POLITICAL PHILOSOPHY

Instructor:  Mariusz Ozminkowski, Ph.D.  

mozminkowski@csupomona.edu        www.ozminkowski.com

“Philosophy is something intermediate between theology and science. Like theology, it consists of speculations on matters as to which definite knowledge has, so far, been unascertainable; but like science, it appeals to human reason rather than to authority, whether that of tradition or that of revelation. All definite knowledge… belongs to science; all dogma belongs to theology. But between theology and science there is a No Man’s Land, exposed to attacks from both sides; this No Man’s Land is philosophy.” (Bertrand Russell, A History of Western Philosophy. Introduction).

 

 

     

Course Text:  

John H. Hallowell and Jene M. Porter.  The Search for Humanity and Order.  Prentice Hall 1997

Glenn Tinder,  Political Thinking.  The Perennial Questions.  6th Edition.  Longman.  1995.

Recommended Reading:   

  Karl R. Popper.  The Open Society and Its Enemies.

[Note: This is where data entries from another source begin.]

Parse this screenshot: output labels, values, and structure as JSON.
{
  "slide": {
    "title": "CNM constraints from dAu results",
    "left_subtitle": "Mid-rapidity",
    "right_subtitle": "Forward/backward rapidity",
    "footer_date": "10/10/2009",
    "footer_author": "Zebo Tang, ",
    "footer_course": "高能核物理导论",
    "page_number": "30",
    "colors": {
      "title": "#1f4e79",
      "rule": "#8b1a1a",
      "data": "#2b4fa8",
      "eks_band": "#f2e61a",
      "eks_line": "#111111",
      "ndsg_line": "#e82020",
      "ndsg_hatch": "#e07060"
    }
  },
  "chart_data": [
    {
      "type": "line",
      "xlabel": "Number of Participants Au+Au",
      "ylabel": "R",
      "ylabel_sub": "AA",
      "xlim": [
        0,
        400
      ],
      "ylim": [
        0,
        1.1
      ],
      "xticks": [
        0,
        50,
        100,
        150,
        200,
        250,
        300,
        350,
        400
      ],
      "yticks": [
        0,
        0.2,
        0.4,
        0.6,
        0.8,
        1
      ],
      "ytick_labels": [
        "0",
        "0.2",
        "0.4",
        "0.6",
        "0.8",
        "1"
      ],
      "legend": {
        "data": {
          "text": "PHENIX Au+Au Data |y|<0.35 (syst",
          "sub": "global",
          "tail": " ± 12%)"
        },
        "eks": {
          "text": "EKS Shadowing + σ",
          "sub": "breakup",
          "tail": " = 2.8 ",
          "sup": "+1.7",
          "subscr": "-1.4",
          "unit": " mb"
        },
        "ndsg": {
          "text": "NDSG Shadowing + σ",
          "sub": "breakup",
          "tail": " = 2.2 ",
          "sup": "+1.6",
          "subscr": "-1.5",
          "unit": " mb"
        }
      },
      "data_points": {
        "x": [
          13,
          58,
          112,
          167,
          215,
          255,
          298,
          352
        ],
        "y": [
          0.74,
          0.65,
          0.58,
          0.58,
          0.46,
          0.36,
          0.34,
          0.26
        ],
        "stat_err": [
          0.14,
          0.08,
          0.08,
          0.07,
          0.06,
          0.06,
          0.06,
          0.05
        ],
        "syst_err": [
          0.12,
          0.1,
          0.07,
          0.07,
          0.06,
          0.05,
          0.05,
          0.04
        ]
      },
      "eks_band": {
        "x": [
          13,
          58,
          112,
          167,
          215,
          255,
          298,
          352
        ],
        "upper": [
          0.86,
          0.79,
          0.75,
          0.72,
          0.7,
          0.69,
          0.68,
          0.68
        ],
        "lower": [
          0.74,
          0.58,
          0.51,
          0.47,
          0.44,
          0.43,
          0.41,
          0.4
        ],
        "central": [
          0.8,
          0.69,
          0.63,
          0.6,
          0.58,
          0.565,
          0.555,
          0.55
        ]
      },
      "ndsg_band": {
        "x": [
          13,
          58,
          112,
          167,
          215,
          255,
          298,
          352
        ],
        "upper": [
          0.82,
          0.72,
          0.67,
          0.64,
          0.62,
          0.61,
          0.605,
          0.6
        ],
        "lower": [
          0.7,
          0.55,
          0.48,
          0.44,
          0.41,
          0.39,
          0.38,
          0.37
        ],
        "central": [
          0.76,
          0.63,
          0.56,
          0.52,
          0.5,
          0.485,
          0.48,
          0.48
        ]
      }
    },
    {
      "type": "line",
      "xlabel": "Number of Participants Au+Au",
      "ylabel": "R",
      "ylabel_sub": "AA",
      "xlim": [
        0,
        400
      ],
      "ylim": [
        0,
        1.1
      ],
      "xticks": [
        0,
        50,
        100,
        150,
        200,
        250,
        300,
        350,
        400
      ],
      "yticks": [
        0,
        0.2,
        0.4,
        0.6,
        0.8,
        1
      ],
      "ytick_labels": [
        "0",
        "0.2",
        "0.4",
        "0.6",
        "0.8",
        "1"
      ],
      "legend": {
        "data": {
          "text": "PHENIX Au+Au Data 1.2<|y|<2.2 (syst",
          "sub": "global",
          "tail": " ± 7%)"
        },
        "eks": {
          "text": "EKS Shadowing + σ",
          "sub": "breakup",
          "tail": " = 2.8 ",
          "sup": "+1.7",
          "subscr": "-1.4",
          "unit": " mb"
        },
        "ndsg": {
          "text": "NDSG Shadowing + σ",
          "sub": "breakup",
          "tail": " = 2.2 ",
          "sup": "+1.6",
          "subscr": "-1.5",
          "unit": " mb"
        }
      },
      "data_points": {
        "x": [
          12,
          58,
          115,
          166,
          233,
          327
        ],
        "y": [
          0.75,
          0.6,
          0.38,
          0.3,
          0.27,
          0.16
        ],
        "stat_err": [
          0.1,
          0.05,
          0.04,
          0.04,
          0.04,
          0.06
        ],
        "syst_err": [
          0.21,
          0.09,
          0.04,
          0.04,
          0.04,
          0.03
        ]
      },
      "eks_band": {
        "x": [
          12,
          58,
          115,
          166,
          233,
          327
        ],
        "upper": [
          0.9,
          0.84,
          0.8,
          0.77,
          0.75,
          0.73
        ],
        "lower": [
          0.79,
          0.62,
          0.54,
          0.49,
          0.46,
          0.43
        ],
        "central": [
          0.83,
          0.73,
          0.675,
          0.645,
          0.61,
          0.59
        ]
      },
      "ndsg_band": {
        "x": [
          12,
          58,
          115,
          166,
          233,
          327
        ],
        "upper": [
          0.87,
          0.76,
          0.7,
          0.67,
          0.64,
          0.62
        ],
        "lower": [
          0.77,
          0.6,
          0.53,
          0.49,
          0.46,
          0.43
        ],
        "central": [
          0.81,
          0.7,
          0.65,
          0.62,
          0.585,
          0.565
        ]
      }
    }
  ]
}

John Gray.  Two Faces of Liberalism.

L. Kolakowski.  Main Currents of Marxism.

 

Power Point Presentations

Ancient Indian Philosophy

 

Socrates and Plato

 

Aristotle

 

Stoics, Cynics, Epicureanism

 

Roman Philosophy and Law

 

Medieval Philosophy:  St. Augustine

 

St. Thomas Aquinas

 

Machiavelli

 

Philosophical and Scientific Revolution

 

Hobbes

 

Locke

 

Rousseau

 

Kant

 

Bentham and Mill

 

Nietzsche and Existentialists

 

Hegel

 

Burke

 

Marx

 

Bernstein, Lenin

Rawls

 

Postmodernism/Feminism

GOALS. 

A major goal of this class is to examine key elements of social and political philosophy from the Antiquity to the Present and apply the knowledge gained by our study to the politics of the past and today.  Although philosophical thinking can be detached from the events of the times, in most cases the events have influenced philosophers and then in turn were influenced by the philosophers’ ideas.  For example, in all American Government classes one of the early topics is the discussion about the framing of the U.S. Constitution.  To understand the debate at the Constitutional Convention, the different approaches to the Constitution, and the final shape of the document, one must know the philosophical trends of the time, the writings of Hobbes, Locke, Rousseau, and many others. 

Another major goal of the class is the acquisition of certain philosophical skills of understanding, analyzing, and critiquing philosophical texts.  Reading philosophical texts and writing about them in a clear and cogent manner are two difficult skills to master. One of the difficulties is that many philosophical questions seem to be answered a long time ago and often our practical mind does not want to deal with matters that don’t seem to be of any import any more.  And yet, the debate on most of the subjects considered in this class still continues.  The second text for this class (Tinder) brings you closer to many of these questions and will show that the answers are not as simple as we may think.  What is required here is the attitude that there is a great value in reading and knowing political philosophy, but also that the philosophical texts, whether these of Plato or Rousseau and many others, are open to a critique, to an argument against them, to a polemic.